With Windows Server 2008 R2, the performance difference between a static VHD and dynamic VHD is minimal, but a static VHD may still be preferable in certain cases. For example, with critical workloads you don't want to run the risk of running out of physical disk space for a virtual machine's (VM's) dynamic VHD as it expands, so using a static VHD where all the space is allocated at creation removes the chance of disk space being unavailable. A dynamic VDH could run out of space as it expands, causing catastrophic results.

You can convert a dynamic VHD to a static VHD using the Edit Disk action in Hyper-V Manager. You'll have the option to convert the VHD to static and you can specify a new VHD name and location to hold the static VHD. During the conversion process, all content is copied from the dynamic VHD into the new static VHD. Once conversion is complete, you update the VM to use the static VHD instead of the dynamic VHD. Once you've powered on the VM and confirmed that all data has been maintained, you can delete the dynamic VHD—It's not automatically deleted.

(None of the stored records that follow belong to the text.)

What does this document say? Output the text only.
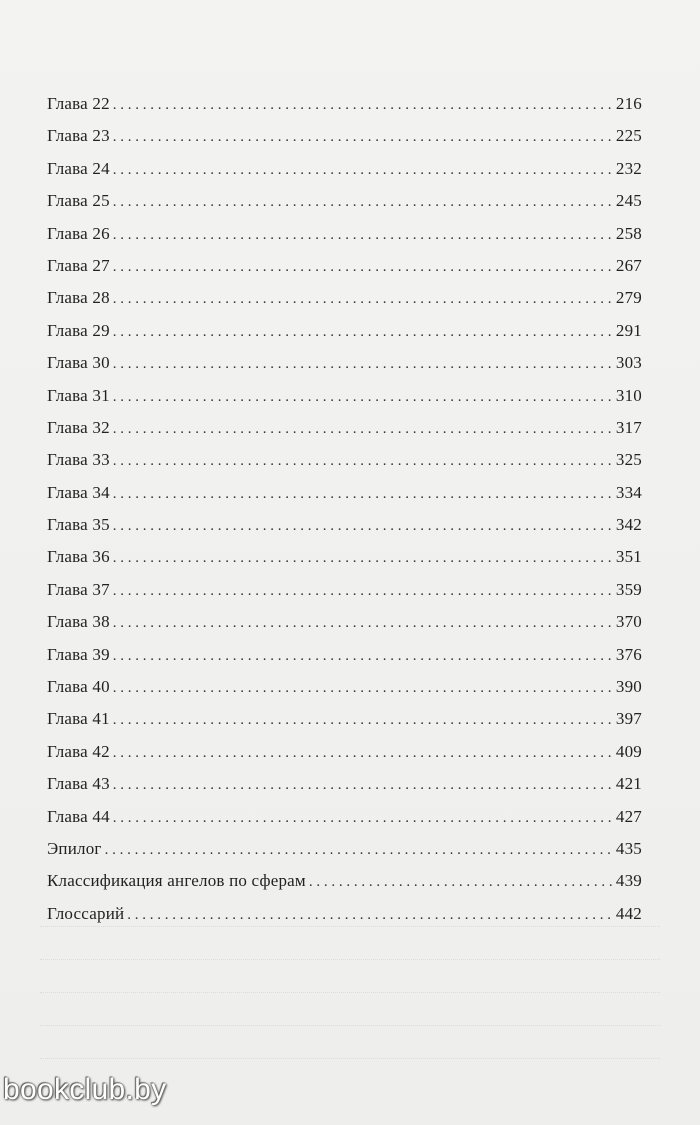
Глава 22 . . .	216
Глава 23 . . .	225
Глава 24 . . .	232
Глава 25 . . .	245
Глава 26 . . .	258
Глава 27 . . .	267
Глава 28 . . .	279
Глава 29 . . .	291
Глава 30 . . .	303
Глава 31 . . .	310
Глава 32 . . .	317
Глава 33 . . .	325
Глава 34 . . .	334
Глава 35 . . .	342
Глава 36 . . .	351
Глава 37 . . .	359
Глава 38 . . .	370
Глава 39 . . .	376
Глава 40 . . .	390
Глава 41 . . .	397
Глава 42 . . .	409
Глава 43 . . .	421
Глава 44 . . .	427
Эпилог . . .	435
Классификация ангелов по сферам . . .	439
Глоссарий . . .	442
bookclub.by
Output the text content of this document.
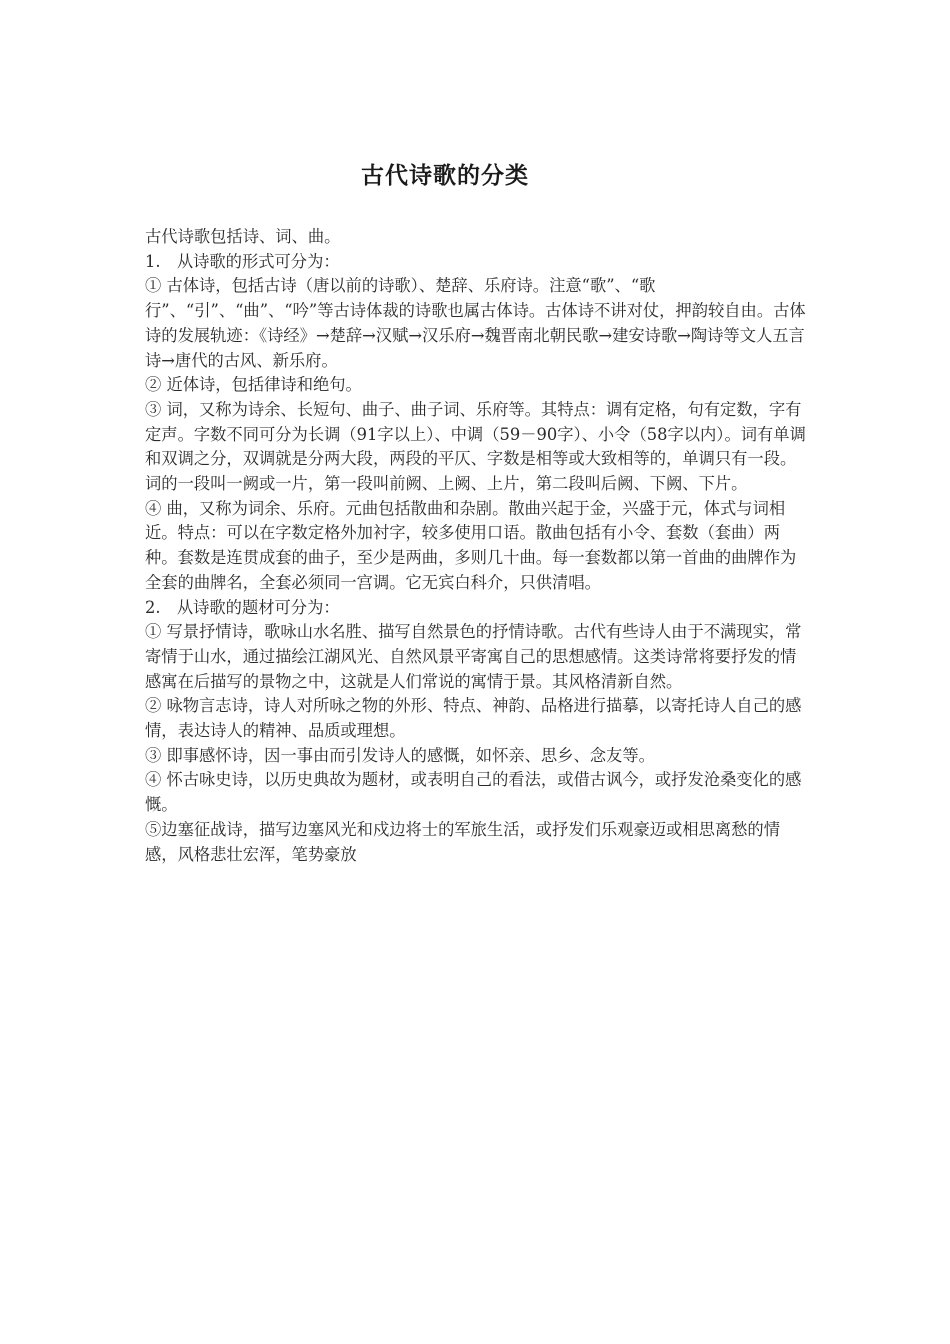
古代诗歌的分类

古代诗歌包括诗、词、曲。

1.　从诗歌的形式可分为：

① 古体诗，包括古诗（唐以前的诗歌）、楚辞、乐府诗。注意“歌”、“歌行”、“引”、“曲”、“吟”等古诗体裁的诗歌也属古体诗。古体诗不讲对仗，押韵较自由。古体诗的发展轨迹：《诗经》→楚辞→汉赋→汉乐府→魏晋南北朝民歌→建安诗歌→陶诗等文人五言诗→唐代的古风、新乐府。

② 近体诗，包括律诗和绝句。

③ 词，又称为诗余、长短句、曲子、曲子词、乐府等。其特点：调有定格，句有定数，字有定声。字数不同可分为长调（91字以上）、中调（59－90字）、小令（58字以内）。词有单调和双调之分，双调就是分两大段，两段的平仄、字数是相等或大致相等的，单调只有一段。词的一段叫一阙或一片，第一段叫前阙、上阙、上片，第二段叫后阙、下阙、下片。

④ 曲，又称为词余、乐府。元曲包括散曲和杂剧。散曲兴起于金，兴盛于元，体式与词相近。特点：可以在字数定格外加衬字，较多使用口语。散曲包括有小令、套数（套曲）两种。套数是连贯成套的曲子，至少是两曲，多则几十曲。每一套数都以第一首曲的曲牌作为全套的曲牌名，全套必须同一宫调。它无宾白科介，只供清唱。

2.　从诗歌的题材可分为：

① 写景抒情诗，歌咏山水名胜、描写自然景色的抒情诗歌。古代有些诗人由于不满现实，常寄情于山水，通过描绘江湖风光、自然风景平寄寓自己的思想感情。这类诗常将要抒发的情感寓在后描写的景物之中，这就是人们常说的寓情于景。其风格清新自然。

② 咏物言志诗，诗人对所咏之物的外形、特点、神韵、品格进行描摹，以寄托诗人自己的感情，表达诗人的精神、品质或理想。

③ 即事感怀诗，因一事由而引发诗人的感慨，如怀亲、思乡、念友等。

④ 怀古咏史诗，以历史典故为题材，或表明自己的看法，或借古讽今，或抒发沧桑变化的感慨。

⑤边塞征战诗，描写边塞风光和戍边将士的军旅生活，或抒发们乐观豪迈或相思离愁的情感，风格悲壮宏浑，笔势豪放
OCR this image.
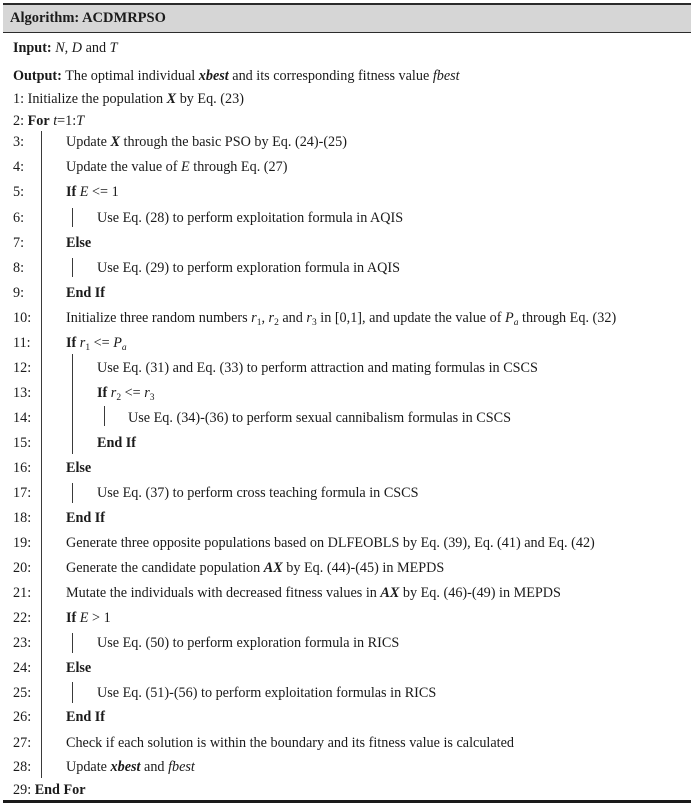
Algorithm: ACDMRPSO
Input: N, D and T
Output: The optimal individual xbest and its corresponding fitness value fbest
1: Initialize the population X by Eq. (23)
2: For t=1:T
3:	Update X through the basic PSO by Eq. (24)-(25)
4:	Update the value of E through Eq. (27)
5:	If E <= 1
6:	Use Eq. (28) to perform exploitation formula in AQIS
7:	Else
8:	Use Eq. (29) to perform exploration formula in AQIS
9:	End If
10: Initialize three random numbers $r_1$, $r_2$ and $r_3$ in [0,1], and update the value of $P_a$ through Eq. (32)
11: If $r_1 <= P_a$
12:	Use Eq. (31) and Eq. (33) to perform attraction and mating formulas in CSCS
13:	If $r_2 <= r_3$
14:	Use Eq. (34)-(36) to perform sexual cannibalism formulas in CSCS
15:	End If
16: Else
17:	Use Eq. (37) to perform cross teaching formula in CSCS
18: End If
19: Generate three opposite populations based on DLFEOBLS by Eq. (39), Eq. (41) and Eq. (42)
20: Generate the candidate population AX by Eq. (44)-(45) in MEPDS
21: Mutate the individuals with decreased fitness values in AX by Eq. (46)-(49) in MEPDS
22: If E > 1
23:	Use Eq. (50) to perform exploration formula in RICS
24: Else
25:	Use Eq. (51)-(56) to perform exploitation formulas in RICS
26: End If
27: Check if each solution is within the boundary and its fitness value is calculated
28: Update xbest and fbest
29: End For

As for how long the process will take, 42 (thank you Douglas Adams). Joking aside, the amount of time it takes to convert will depend on the size of the dynamic VHD, the size of the static VHD being created, the IOPS of the disk subsystem, if you're creating the new static VHD on the same spindles as where the current dynamic VHD resides, and other I/O that's affecting the disk subsystem, such as other VMs. There's no simple answer and you'll need to try a conversion to get a rough estimate of expected conversion times.